Houston Methodist Debakey Heart & Vascular Center, 6550 Fannin Street, Houston, TX, 77030, USA.
University of Kentucky, Lexington, KY, USA.
Sci Rep. 2022 Aug 16;12(1):13861. doi: 10.1038/s41598-022-17875-9.

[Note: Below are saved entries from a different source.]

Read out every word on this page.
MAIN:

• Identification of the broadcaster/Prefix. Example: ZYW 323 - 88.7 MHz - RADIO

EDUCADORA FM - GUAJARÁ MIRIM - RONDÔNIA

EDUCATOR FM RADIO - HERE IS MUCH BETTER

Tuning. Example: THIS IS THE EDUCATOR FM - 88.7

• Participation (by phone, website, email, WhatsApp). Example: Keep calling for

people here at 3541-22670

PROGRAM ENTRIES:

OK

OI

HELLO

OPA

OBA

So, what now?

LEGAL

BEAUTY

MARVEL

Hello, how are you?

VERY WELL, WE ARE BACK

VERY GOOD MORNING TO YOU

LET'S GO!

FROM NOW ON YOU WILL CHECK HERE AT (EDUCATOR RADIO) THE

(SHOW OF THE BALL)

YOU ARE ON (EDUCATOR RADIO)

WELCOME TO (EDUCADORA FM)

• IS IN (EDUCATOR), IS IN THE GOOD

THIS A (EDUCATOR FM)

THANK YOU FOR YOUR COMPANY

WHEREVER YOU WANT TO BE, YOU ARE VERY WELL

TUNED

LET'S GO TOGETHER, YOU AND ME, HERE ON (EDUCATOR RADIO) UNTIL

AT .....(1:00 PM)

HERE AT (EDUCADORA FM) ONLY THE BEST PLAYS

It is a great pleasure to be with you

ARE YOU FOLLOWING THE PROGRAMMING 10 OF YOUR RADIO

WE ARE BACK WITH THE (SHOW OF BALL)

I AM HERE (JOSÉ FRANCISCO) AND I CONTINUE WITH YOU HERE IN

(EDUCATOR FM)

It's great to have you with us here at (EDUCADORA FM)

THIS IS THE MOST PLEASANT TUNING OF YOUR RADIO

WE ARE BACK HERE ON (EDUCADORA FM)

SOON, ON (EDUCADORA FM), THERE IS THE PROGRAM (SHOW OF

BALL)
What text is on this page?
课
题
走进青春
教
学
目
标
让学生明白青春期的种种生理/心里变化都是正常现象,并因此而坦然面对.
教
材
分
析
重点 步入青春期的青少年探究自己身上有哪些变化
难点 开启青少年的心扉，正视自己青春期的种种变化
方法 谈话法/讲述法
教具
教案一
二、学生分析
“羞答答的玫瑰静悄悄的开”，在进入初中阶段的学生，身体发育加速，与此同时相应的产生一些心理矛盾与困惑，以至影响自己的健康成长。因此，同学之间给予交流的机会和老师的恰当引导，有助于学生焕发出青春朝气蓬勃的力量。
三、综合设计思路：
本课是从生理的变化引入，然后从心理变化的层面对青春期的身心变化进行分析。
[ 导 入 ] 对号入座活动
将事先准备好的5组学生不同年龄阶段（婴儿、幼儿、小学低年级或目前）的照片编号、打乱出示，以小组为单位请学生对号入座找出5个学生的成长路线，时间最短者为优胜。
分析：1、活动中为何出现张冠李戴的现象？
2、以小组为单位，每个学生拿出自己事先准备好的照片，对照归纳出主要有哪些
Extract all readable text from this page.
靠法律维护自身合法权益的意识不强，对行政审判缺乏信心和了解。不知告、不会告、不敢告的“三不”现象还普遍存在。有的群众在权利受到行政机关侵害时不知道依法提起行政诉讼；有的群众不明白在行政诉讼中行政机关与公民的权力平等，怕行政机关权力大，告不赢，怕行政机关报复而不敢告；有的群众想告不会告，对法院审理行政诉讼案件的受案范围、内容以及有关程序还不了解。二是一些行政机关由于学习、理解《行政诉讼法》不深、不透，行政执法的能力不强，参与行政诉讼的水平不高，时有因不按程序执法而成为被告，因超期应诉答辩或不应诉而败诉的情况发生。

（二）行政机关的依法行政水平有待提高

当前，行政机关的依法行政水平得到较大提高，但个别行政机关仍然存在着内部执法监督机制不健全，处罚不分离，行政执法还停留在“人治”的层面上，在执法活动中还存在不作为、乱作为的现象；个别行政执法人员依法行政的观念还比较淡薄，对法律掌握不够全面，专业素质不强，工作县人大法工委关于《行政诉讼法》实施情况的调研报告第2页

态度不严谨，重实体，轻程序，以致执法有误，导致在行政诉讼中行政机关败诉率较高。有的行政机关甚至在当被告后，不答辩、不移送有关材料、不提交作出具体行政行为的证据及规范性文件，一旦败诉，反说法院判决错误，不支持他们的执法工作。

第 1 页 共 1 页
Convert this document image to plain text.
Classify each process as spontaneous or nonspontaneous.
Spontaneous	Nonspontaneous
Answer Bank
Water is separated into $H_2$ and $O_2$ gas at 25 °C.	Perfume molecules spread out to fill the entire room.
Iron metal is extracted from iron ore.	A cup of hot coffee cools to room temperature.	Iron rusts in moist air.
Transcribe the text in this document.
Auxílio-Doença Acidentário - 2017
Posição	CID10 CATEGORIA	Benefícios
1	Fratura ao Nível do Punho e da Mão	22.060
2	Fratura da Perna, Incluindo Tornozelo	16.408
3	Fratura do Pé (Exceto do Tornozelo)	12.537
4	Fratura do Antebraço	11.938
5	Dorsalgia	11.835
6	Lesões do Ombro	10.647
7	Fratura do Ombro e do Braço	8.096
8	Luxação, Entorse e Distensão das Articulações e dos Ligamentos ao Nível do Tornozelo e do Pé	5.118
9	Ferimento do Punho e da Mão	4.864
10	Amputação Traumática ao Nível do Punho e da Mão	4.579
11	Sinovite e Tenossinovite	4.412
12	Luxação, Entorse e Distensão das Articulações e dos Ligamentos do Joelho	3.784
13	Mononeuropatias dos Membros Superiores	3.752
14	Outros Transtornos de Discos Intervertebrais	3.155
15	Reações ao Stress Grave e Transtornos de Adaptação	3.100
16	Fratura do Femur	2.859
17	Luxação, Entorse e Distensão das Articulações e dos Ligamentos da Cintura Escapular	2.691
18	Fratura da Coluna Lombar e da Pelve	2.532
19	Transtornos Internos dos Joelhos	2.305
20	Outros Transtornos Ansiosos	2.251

Coronary computed tomography angiography (CCTA) derived machine learning fractional flow reserve (ML-FFR) can assess the hemodynamic significance of coronary artery stenoses. We aimed to assess sex differences in the association of ML-FFR and incident cardiovascular outcomes. We studied a retrospective cohort of consecutive patients who underwent clinically indicated CCTA and single photon emission computed tomography (SPECT). Obstructive stenosis was defined as ≥ 70% stenosis severity in non-left main vessels or ≥ 50% in the left main coronary. ML-FFR was computed using a machine learning algorithm with significant stenosis defined as ML-FFR < 0.8. The primary outcome was a composite of death or non-fatal myocardial infarction (D/MI). Our study population consisted of 471 patients with mean (SD) age 65 (13) years, 53% men, and multiple comorbidities (78% hypertension, 66% diabetes, 81% dyslipidemia). Compared to men, women were less likely to have obstructive stenosis by CCTA (9% vs. 18%; p = 0.006), less multivessel CAD (4% vs. 6%; p = 0.25), lower prevalence of ML-FFR < 0.8 (39% vs. 44%; p = 0.23) and higher median (IQR) ML-FFR (0.76 (0.53-0.86) vs. 0.71 (0.47-0.84); p = 0.047). In multivariable adjusted models, there was no significant association between ML-FFR < 0.8 and D/MI [Hazard Ratio 0.82, 95% confidence interval (0.30, 2.20); p = 0.25 for interaction with sex.]. In a high-risk cohort of symptomatic patients who underwent CCTA and SPECT testing, ML-FFR was higher in women than men. There was no significant association between ML-FFR and incident mortality or MI and no evidence that the prognostic value of ML-FFR differs by sex.
冠状动脉计算机断层扫描血管造影术(CCTA)衍生的机器学习血流储备分数(ML-FFR)可评估冠状动脉狭窄的血流动力学意义。我们旨在评估 ML-FFR 与心血管事件发生之间的性别差异。我们研究了一组连续接受临床指征性 CCTA 和单光子发射计算机断层扫描(SPECT)检查的回顾性队列。梗阻性狭窄定义为非左主干血管中≥70%的狭窄严重程度或左主干冠状动脉中≥50%的狭窄严重程度。使用机器学习算法计算 ML-FFR,显著狭窄定义为 ML-FFR<0.8。主要结局是死亡或非致死性心肌梗死(D/MI)的复合结局。我们的研究人群包括 471 名平均(标准差)年龄为 65(13)岁的患者,其中 53%为男性,且患有多种合并症(78%高血压,66%糖尿病,81%血脂异常)。与男性相比,女性通过 CCTA 检查发现梗阻性狭窄的可能性较低(9%比 18%;p=0.006),多支血管 CAD 的发生率较低(4%比 6%;p=0.25),ML-FFR<0.8 的患病率较低(39%比 44%;p=0.23),中位数(IQR)ML-FFR 较高(0.76(0.53-0.86)比 0.71(0.47-0.84);p=0.047)。在多变量调整模型中,ML-FFR<0.8 与 D/MI 之间无显著相关性[风险比 0.82,95%置信区间(0.30,2.20);p=0.25,与性别交互作用。]。在接受 CCTA 和 SPECT 检查的有症状患者的高危队列中,女性的 ML-FFR 高于男性。ML-FFR 与死亡率或 MI 发生率之间无显著相关性,也没有证据表明 ML-FFR 的预后价值存在性别差异。